I started by removing both the negative and positive battery terminals. (This erased the set status for the I/M Readiness Monitors, but my smog inspection isn't due until November, so there's time to do the drive cycles.)

After waiting 15 minutes, I reconnected the negative battery terminal and then touched the positive cable connector to the hot positive battery terminal and held it on for ten seconds; then I lifted the positive connector off for ten seconds and retouched it for ten seconds. I did this three times, and then I left it disconnected for 15 minutes. After waiting I put both terminals back on the battery and torqued them on.

After doing a battery power ECM "reset" (I was thinking this procedure was probably invalid and some sort of shade tree mechanic urban myth, but it seems to have worked as a prelude to training the ECM for the new throttle body.) I started the engine and let it run at idle for three minutes and then shut it off for one minute; then I restarted and let it run three minutes and shut it off for one minute. I did this six times. Long term fuel trim is now 4.7 at idle, MAP intake manifold pressure is back down to 37-40 KPA while MAF intake air is about 2.3 grams/second with 770 RPM. O2S1 ranges lean rich lean rich from .08-.85 volts and O2S2 is in a narrow range from .68-.72 volts. 

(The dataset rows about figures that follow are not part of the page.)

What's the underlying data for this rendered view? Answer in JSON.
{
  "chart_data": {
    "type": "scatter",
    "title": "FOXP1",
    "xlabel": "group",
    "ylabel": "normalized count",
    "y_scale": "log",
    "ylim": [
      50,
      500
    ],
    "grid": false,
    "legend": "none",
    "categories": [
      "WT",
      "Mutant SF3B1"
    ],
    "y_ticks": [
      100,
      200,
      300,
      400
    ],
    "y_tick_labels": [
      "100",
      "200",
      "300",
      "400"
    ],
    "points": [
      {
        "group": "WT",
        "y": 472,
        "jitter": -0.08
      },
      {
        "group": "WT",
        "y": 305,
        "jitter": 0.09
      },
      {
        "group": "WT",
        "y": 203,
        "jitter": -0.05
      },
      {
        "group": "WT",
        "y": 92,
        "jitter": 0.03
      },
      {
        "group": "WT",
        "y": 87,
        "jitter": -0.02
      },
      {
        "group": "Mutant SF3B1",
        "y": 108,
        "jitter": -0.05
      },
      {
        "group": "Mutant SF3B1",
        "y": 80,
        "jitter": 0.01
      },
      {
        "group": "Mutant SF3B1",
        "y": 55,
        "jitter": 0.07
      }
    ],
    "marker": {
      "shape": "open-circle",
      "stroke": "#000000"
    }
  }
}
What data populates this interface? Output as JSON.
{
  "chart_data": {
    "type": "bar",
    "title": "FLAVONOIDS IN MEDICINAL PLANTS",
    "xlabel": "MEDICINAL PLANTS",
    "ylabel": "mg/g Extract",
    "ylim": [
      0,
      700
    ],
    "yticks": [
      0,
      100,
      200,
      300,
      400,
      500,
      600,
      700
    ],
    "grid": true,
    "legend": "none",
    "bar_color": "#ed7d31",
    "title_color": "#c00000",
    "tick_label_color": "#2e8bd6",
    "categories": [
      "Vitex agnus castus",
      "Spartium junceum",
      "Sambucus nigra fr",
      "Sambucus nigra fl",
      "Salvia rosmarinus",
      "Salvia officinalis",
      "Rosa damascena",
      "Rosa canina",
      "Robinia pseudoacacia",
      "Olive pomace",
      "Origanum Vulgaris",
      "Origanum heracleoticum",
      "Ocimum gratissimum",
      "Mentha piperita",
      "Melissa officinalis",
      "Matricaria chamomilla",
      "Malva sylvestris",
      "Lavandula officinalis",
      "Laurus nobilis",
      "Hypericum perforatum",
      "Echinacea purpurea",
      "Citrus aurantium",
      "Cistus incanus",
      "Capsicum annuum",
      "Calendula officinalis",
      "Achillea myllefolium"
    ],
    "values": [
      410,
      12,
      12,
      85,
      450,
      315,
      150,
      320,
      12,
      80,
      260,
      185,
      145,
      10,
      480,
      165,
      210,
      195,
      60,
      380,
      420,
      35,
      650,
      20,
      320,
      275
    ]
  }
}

Will update post after test drive.
-----------------------------
After five freeway miles and five city street stop and go miles, the engine cooled down from 106 degrees C to 81 degrees C with heat on full and hood open. Air temp was about 48 degrees F yesterday afternoon. Long term fuel trim just prior to engine shut down was at 6.8, but was as high as 18.5 while waiting for a traffic light after driving for about 8 miles. Up stream or pre-catalytic converter was showing temps of 460~ish at inlet and 390~ish at outlet. Down stream or second catalytic converter showed inlet temp of about 250 an outlet of 200~ish as detected with a laser thermometer. This makes me skeptical of the idea that the extra gas being dumped into combustion chambers is burning in the cats even though the cats aren't showing correct temps. Low voltage on O2S2 makes me think there's too much air. This is probably a result of my having cut away the internal air dams in the intake manifold when I put it on back in July. ( It's internal PCV is still intact, and no oil was observed in the intercooler-charge tube when changing throttle body. ) 

Perhaps I'll pony up the $100 for an upgraded MAF and the $300 for HP Tuner ECM flasher and Tune Editing Software. 

Cheers and Best Wishes to Readers


----------